Asılsız mı demiştiniz?
İlahiyat Fakültesi yöneticileri dünkü gazetemizi herhalde okumuştur.
Öğrencilerin yemekhanede karşılaştıkları küflü ekmek olayından sonra sorumsuzca “araştırdık, aslı yoktur” diyenlere benim tekrar söyleyeceğim tek bir şey var;’yalan söylemeyin çarpılırsınız’
Bu ülkede artık ekmeği ile oynayanlara boyun eğmeyecek sorumluluk sahibi gençlerinde var olduğunu sakın unutmayın.
Olayın üstünü ne kadar örtmeye çalışırsanız çalışın yalan yorganı bu pisliği örtemez.
Şimdi sorumluluk ÇÖMÜ yönetiminin omuzlarındadır, nasıl bir tavır alacağı merakla beklenmektedir.
Laçiner klasiği ile dekanlık haklı mı çıkarılacak, yoksa bu olayın üzerine mi gidilecektir?
ÇOMÜ yönetimi açısından bu sınav herkesin yakından takip edeceği bir sınav olacaktır.
İzleyelim görelim.
AKP’yi aldı bir telaş
Önce CHP, sonra HDP seçim programını açıklayınca AKP’yi aldı bir telaş
Çanakkale AKP milletvekili adayı Bülent Turan CHP’nin açıkladığı program sonrasında bir açıklama yaparak; bu programı Haydar Baş’ın programına benzeterek, sonradan Başbakan tarafından da gündeme getirilen “kaynak yok” savunmasına eş değer bazı eleştirilerde bulundu.
Dün açıklanan HDP’nin “Büyük insanlık çağrısı” sonrasında neler der bilemiyorum.
Öncelikli olarak bu eleştiriler ile AKP, sermayeden yana bir politikanın temsiliyetini yerine getirdiğini bir kez daha ortaya koydu.
Yoksul ve dar gelirli vatandaşlarımız 13 yıldır hiçbir iyileştirme yaratamayan AKP hükümetinin bu telaşı kaynak sorunu falan değildir.
Bu telaş halktan yana, emekten yana politikaların sermayeye verdiği rahatsızlığın oluşturduğu ruh halinin bir yansımasıdır.

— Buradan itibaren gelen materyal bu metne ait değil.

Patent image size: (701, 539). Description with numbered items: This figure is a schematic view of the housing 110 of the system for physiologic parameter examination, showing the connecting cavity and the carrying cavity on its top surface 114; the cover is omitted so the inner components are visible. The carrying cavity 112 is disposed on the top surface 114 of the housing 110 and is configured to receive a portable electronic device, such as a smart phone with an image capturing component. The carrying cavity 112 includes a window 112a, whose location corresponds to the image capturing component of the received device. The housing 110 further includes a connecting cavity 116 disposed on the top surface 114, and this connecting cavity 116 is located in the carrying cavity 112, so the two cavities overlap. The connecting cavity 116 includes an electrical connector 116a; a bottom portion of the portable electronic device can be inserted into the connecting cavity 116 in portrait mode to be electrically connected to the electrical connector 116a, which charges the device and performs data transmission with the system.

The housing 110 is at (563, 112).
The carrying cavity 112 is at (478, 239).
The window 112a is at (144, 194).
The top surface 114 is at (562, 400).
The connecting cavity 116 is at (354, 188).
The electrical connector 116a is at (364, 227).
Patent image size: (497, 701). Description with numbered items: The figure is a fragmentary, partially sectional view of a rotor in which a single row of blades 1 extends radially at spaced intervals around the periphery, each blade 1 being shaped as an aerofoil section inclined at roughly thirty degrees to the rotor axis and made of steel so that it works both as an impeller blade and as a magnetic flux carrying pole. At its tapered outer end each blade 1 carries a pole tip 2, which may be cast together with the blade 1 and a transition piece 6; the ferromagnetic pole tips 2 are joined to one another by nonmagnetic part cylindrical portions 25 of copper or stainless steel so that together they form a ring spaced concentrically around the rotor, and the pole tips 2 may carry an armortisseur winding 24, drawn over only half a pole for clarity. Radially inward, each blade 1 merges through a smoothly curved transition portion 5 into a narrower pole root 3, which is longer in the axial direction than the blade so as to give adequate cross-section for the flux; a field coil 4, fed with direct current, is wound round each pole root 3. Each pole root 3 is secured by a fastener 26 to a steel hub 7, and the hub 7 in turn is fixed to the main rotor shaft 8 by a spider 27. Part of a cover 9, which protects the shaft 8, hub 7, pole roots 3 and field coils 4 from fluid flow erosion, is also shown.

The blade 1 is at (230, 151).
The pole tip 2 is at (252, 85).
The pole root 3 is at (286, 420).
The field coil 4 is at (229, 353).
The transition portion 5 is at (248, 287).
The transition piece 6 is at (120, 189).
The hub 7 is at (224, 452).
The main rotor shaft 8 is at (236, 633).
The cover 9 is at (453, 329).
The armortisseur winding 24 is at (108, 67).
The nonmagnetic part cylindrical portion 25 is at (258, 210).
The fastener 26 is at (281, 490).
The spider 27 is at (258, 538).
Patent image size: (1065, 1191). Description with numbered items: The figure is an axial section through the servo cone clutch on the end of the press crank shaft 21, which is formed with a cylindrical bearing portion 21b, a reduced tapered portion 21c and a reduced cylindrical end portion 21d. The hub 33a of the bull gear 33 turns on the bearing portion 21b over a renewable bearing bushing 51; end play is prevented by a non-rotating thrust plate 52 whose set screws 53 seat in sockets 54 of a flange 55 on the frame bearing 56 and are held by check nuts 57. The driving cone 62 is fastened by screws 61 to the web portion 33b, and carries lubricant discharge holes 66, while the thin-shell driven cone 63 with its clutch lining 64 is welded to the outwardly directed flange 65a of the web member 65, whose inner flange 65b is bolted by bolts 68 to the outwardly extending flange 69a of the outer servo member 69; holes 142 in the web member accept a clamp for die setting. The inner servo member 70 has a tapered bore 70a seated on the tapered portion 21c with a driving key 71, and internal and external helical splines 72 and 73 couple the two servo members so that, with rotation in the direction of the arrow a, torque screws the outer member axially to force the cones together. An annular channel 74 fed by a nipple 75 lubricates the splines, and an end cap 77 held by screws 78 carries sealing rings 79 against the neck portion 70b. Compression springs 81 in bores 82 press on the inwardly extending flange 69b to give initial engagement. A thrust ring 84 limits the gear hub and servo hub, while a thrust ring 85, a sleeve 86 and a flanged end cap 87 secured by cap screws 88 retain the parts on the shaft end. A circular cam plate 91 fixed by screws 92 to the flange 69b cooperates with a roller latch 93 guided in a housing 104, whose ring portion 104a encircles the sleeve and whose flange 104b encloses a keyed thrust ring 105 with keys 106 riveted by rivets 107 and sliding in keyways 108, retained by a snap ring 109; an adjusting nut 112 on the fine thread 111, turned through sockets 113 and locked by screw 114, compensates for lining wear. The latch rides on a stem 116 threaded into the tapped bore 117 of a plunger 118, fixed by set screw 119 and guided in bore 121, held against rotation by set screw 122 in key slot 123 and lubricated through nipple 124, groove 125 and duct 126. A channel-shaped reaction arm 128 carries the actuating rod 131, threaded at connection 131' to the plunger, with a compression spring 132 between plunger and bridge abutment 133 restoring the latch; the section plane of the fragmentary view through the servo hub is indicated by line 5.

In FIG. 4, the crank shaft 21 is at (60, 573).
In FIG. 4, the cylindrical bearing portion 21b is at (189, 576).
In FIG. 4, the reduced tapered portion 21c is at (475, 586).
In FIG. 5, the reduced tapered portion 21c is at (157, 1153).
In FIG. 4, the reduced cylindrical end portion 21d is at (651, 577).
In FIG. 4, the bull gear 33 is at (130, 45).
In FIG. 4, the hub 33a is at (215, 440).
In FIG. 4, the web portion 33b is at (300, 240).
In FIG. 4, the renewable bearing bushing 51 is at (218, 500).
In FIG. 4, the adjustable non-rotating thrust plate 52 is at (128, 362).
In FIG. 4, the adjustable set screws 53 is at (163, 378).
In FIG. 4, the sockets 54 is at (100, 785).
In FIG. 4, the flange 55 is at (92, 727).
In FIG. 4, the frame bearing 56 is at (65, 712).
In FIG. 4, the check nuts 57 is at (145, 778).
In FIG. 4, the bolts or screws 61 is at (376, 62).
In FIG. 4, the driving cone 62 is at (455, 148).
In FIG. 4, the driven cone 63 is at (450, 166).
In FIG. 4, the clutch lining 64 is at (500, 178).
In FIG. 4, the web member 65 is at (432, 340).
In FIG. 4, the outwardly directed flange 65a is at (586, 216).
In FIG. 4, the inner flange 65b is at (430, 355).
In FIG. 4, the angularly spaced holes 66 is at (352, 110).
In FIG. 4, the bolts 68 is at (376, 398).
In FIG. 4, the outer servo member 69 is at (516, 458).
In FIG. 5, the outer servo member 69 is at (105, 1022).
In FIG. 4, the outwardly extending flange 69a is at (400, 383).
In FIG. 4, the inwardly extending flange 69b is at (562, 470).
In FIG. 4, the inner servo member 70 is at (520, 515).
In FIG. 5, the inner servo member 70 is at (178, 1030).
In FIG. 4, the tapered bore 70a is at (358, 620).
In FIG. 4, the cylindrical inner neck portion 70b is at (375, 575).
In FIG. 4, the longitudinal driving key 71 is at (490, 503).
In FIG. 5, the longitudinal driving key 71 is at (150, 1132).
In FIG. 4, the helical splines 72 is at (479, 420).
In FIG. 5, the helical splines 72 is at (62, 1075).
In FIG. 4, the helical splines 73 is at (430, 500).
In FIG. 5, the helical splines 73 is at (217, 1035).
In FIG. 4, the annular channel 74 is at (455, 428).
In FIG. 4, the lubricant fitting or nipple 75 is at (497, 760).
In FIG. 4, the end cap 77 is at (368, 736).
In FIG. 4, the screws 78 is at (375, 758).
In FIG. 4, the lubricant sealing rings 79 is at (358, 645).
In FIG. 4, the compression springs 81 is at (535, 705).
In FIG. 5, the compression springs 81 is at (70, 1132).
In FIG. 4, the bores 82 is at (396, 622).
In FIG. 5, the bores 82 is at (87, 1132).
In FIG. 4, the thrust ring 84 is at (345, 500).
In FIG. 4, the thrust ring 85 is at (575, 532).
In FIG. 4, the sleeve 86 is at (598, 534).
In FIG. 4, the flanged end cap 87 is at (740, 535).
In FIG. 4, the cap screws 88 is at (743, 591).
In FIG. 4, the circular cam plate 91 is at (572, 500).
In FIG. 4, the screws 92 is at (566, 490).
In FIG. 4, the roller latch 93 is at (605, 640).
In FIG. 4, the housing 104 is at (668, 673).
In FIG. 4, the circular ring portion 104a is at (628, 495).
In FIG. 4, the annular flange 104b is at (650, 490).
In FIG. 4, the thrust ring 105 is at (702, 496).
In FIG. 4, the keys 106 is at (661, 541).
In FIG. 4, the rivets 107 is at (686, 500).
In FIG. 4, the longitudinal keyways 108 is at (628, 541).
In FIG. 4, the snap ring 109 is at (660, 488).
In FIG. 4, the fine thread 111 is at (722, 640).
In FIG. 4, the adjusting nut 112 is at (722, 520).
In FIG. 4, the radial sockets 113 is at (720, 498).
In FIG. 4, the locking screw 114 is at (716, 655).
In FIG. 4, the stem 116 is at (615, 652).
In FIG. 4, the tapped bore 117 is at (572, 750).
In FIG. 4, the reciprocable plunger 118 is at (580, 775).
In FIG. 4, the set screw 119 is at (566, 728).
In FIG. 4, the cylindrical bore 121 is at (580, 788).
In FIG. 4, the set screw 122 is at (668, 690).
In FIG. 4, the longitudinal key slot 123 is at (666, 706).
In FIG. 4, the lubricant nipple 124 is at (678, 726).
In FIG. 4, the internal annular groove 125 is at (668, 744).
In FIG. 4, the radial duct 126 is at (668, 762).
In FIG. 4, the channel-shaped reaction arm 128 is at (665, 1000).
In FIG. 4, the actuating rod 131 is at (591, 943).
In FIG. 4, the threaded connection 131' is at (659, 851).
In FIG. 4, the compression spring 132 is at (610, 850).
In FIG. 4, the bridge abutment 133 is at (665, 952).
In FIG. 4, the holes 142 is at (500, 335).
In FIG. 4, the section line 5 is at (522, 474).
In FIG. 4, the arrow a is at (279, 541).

Kaynak sorunu teknik bir sorundur.
Nasıl mega projelere kaynak bulunuyorsa; kanal İstanbul, 3. Havaalanı, 3. köprü gibi projeler için kaynak yaratılıyorsa, sosyal politikalara da kaynak bulmak bir tercih sorunudur.
Bütçe kaynaklarınızın önceliklerini halktan yana oluşturursanız, gelir dağılımı noktasında adaleti esas alacak şekilde vergi politikalarıyla desteklerseniz bütün bunların yaşama geçirilmesi çok kolaydır.
Hele birde yağmacılığa dönüştürülen özelleştirme ve peşkeş ihalelerinin, ayrıca yolsuzlukların önünü alır kayıtlı bir ekonomik işleyişi hayat geçirir, savaş ve güvenlik harcamalarını kısıtlarsanız bütün bunları yapabilirsiniz.
Bu arda kaçak sarayları da unutmayalım.
Bu ülkede nüfusun %1’inin toplam gelirin %54’üne hükmettiğini düşündüğünüzde bu kesimlerin gelirlerine asgari ücretliden alınan vergi oranı kadar bir vergilendirme bile programlanan sosyal politikaların kaynağını yaratacak büyüklüktedir.
Hele birde politikalarınızı sadece yoksulluğu yönetmek yerine yoksulluğu yok etmek üzerinden kurguladığınızda çözülemeyecek hiçbir sorun yoktur.
Bu bir tercih sorunudur; sermayeden yana mı, halktan yana mı politikalara öncelik vereceğiniz bir seçim sorunudur.
İşte HDP’nin dün açıkladığı “Büyük insanlık çağrısı” programındaki hedefler bu kapsamdadır
Gelin HDP’nin “BİZLER GÜVENCELİ YAŞAM EKONOMİSİNİ KURACAK OLANLARIZ” başlığı altında açıkladıklarını bir hatırlayalım.
“İnsanca yaşam hakkının asgari gereklerini güvence altına alacağız.
“Temel Güvence Paketi” ile her eve ayda 10 metreküp su, ayda 180 kw/h elektrik ücretsiz verilecek, ısınma desteği sağlanacak. Mülkü olmayan kiracılara 250 TL kira desteği vereceğiz.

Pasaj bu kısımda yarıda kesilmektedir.